Frequently Asked Questions
1. If the project is fulfilled, who can download the solution?
All final solutions on FOSS Factory are free/open source software (FOSS), and freely downloadable by anyone.
2. Why should I sponsor projects?
There are many good reasons to sponsor projects. Here are a few:
- Free software development is a noble cause, worthy of your support.
- Due to developer competition, higher bounties encourage your favourite projects to be completed more quickly.
- Dividing your funds across subprojects gives you a degree of control over project direction.
- Every dollar you contribute buys you a vote for which projects should be featured on the home page.
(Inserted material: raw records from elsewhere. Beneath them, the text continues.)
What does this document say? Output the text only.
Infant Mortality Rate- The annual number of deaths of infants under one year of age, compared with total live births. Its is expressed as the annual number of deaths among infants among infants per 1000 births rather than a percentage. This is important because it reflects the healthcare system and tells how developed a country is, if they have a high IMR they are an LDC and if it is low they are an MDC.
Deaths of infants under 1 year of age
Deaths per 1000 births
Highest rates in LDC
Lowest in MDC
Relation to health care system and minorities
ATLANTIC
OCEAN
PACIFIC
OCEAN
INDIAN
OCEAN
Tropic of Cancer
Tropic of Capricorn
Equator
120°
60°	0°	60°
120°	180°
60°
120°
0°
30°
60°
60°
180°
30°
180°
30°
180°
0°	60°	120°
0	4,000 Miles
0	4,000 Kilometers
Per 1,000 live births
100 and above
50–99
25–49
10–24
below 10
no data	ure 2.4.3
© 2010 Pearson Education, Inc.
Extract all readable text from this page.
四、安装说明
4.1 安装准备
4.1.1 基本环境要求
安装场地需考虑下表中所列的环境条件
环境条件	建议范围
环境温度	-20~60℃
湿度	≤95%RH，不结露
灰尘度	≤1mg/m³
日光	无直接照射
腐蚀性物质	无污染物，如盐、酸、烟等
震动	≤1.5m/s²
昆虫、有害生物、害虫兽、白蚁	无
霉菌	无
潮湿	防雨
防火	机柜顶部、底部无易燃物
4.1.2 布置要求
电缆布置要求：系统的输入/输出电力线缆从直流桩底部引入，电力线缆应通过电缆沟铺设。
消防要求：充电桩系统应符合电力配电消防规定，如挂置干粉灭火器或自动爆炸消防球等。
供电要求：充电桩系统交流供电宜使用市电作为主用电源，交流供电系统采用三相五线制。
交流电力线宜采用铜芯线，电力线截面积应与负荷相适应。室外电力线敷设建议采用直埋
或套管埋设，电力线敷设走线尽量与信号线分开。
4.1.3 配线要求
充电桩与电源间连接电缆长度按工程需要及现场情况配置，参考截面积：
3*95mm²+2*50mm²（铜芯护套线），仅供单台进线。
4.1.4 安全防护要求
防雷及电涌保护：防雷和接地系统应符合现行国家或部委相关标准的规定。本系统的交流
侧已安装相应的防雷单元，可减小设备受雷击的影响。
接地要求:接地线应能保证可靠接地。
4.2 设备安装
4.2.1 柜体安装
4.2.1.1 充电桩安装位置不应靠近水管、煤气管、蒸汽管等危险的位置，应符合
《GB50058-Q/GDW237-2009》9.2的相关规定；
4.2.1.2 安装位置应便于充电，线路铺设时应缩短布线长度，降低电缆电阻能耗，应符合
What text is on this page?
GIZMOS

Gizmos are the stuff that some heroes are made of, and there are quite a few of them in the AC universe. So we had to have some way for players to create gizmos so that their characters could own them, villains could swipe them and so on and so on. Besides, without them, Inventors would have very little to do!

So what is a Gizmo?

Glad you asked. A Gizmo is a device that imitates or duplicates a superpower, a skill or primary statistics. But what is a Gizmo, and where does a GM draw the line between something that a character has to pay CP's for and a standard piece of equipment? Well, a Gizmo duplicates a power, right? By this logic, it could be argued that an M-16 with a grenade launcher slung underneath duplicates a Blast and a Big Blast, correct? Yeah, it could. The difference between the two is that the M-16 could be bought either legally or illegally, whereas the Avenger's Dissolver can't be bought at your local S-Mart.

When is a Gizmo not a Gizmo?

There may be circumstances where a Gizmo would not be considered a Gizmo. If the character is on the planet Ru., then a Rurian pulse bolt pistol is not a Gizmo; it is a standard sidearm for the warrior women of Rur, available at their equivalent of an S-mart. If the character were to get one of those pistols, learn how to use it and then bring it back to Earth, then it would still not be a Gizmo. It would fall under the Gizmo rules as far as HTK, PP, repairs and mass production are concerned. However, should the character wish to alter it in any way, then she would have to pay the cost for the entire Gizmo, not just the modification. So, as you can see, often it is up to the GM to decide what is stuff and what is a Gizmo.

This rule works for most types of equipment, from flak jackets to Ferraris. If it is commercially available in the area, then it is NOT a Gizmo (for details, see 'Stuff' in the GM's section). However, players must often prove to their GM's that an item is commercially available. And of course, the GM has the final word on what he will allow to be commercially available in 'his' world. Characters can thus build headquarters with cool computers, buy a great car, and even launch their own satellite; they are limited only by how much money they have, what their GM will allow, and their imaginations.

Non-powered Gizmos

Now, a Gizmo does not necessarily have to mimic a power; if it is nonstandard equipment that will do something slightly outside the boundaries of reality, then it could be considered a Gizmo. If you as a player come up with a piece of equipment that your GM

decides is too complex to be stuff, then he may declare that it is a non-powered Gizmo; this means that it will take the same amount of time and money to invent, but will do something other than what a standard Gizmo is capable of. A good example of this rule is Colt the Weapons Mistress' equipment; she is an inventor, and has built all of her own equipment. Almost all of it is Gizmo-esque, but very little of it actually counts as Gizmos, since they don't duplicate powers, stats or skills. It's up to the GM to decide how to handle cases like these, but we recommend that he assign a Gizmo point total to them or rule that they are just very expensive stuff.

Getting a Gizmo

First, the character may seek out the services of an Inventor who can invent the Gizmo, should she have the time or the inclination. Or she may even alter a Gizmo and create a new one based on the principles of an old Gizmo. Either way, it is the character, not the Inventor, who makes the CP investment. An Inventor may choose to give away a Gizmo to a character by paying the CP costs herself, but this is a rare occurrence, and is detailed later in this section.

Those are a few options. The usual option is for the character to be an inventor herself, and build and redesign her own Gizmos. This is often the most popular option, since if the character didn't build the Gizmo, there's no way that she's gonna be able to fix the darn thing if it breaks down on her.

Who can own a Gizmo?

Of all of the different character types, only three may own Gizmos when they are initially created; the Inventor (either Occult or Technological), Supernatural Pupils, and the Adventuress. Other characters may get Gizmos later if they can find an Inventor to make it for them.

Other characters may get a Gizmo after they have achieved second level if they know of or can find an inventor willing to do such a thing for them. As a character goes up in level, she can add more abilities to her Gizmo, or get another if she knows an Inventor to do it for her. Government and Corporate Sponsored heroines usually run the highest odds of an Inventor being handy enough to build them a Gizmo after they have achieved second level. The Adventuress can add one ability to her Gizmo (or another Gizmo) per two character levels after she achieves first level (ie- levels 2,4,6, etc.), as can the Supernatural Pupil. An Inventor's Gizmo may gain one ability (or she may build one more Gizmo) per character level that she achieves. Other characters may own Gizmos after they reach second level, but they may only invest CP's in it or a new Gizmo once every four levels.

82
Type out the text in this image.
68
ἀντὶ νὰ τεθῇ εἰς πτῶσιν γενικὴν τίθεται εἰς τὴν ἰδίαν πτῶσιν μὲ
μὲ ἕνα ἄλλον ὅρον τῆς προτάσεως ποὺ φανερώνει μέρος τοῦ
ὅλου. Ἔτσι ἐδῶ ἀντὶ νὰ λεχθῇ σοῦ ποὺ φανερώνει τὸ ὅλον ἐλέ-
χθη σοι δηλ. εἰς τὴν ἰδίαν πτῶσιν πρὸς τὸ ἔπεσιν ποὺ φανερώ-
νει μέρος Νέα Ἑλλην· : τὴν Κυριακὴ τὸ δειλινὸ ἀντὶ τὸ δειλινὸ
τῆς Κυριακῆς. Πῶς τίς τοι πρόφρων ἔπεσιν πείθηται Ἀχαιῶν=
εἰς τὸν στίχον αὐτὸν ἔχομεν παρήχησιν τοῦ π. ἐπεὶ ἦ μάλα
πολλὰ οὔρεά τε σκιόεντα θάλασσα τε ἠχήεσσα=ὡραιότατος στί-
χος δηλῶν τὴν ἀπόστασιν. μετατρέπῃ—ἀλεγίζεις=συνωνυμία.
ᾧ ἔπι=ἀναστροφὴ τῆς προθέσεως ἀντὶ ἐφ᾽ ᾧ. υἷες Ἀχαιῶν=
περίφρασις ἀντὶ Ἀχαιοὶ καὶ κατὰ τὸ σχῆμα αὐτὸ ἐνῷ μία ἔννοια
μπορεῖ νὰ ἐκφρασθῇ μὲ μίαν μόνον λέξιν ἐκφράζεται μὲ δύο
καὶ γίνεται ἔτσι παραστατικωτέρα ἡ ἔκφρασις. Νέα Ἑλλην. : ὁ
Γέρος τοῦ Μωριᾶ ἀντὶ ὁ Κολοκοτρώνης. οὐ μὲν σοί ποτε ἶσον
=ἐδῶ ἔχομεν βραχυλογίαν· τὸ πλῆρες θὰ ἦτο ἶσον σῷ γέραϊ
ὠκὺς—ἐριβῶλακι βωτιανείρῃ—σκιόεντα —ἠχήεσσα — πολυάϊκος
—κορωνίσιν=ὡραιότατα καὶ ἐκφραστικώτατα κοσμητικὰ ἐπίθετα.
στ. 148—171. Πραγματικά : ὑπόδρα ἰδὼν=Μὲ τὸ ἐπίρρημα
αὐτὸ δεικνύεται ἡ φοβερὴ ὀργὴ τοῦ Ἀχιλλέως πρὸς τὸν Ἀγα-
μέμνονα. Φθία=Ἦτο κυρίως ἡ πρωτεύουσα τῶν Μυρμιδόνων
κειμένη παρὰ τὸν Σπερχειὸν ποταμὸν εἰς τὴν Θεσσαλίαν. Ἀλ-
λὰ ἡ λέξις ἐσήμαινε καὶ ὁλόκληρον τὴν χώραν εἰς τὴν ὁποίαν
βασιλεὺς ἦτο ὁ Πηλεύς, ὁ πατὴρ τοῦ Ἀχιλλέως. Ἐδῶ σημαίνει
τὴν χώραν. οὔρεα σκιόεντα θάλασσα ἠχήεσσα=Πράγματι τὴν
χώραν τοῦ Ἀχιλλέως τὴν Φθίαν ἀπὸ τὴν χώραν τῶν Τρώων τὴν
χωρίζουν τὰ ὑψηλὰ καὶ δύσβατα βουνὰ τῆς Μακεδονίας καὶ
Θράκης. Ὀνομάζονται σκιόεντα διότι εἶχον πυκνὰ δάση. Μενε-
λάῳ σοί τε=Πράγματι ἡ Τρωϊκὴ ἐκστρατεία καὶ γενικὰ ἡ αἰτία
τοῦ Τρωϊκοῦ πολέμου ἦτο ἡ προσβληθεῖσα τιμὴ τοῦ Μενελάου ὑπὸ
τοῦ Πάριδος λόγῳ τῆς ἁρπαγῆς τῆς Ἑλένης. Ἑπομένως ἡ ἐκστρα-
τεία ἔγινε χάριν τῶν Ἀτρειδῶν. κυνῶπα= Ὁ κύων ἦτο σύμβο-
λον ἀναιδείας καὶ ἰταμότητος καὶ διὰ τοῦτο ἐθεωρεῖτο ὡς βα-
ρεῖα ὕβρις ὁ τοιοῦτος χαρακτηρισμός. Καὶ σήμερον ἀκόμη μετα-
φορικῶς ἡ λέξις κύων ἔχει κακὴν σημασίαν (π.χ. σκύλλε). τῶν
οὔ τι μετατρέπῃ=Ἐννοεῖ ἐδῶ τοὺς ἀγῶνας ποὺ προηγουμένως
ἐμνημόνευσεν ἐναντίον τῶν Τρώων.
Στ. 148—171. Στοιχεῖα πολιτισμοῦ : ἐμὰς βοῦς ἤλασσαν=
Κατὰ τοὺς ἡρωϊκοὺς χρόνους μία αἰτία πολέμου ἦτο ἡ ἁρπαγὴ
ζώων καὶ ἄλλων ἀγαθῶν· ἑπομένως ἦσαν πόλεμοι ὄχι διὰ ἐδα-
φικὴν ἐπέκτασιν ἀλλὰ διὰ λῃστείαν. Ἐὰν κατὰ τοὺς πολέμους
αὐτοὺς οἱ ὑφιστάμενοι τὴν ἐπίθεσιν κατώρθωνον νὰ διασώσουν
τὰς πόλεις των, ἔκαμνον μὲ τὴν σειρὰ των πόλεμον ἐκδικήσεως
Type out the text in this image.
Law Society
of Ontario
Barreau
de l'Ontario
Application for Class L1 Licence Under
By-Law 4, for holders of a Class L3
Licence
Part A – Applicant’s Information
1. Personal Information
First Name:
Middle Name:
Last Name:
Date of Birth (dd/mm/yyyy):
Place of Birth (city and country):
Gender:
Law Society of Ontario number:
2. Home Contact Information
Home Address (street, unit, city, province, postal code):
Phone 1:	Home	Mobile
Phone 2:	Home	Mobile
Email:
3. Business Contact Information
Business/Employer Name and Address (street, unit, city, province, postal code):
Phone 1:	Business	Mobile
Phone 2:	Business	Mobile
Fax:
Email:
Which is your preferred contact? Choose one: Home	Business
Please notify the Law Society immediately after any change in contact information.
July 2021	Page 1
- If you don't like the way a project is being run, you can use your project credits to supplant the project lead!
- Just for signing up as a monthly sponsor, your project credits and votes are automatically doubled.
3. How does FOSS Factory make money?
FOSS Factory deducts a 0% transaction fee whenever a bounty is paid. In the future, we may also put advertisements on the site.
4. What's up with the PayPal fees?
When transferring money into or out of our system, FOSS Factory must charge any PayPal fees to our users since the money is not part of our revenue. We do not add any fee of our own. The charge we apply is exactly what PayPal charges us.
PayPal's fees are difficult to summarize since they can vary based on the payment type, the payer or payee's account types, their volume or transaction history, and the currency of the payment. In general, we have found the rates to be quite reasonable.
5. What is the role of the project lead?
- To passively direct the project by dividing up the bounty among subprojects.
- To maintain the official project requirements by accepting or rejecting change proposals.
- To decide when the project has been completed, and trigger the payout.
Note that every action of the project lead is subject to scrutiny and possibly arbitration.
6. Why is there a cool-off period before bounties are paid out?
There are two important reasons. First, it gives participants time to assess the situation and to decide whether they think the payout is fair. During this period, participants can file complaints if necessary.
The second reason is that it provides a little bit more time for users to assess the stability of the code. If any major bugs are reported, the project lead can halt the pay-out.
7. If a solution is submitted, then a better one is submitted a few minutes later, shouldn't the second submission get the bounty?
That wouldn't be fair to the first submitter. The decision of which code is "better" can be extremely subjective; such a decision in the hands of the project lead would leave far too much room for abuse.
To avoid shoddy code, it's important to outline quality standards in the project requirements. That way, low-quality submissions will fail to satisfy the requirements, and can be rejected on that basis.
8. I'm not happy with the project lead. What are my options?
You have several options.
- You can file a complaint. The decision of the arbiters is final. This will only do you good if you have a genuine case.
- If you (or you and your friends collectively) have more project credits than the project lead, then you may supplant the project lead.
- You can fork the project. Note that the forked project will start off with no bounty. But if you have enough support, you might convince some of the sponsors to move their bounty over to the forked project.
9. Isn't it overkill to remove the project lead after a single missed deadline?
Removal of the project lead is intended as a way of keeping the project moving, not as a way of punishing the lead. It means that if the lead becomes busy with other things in life, somebody else can quickly step in and fill the role. In many cases, the original lead can reclaim the position later.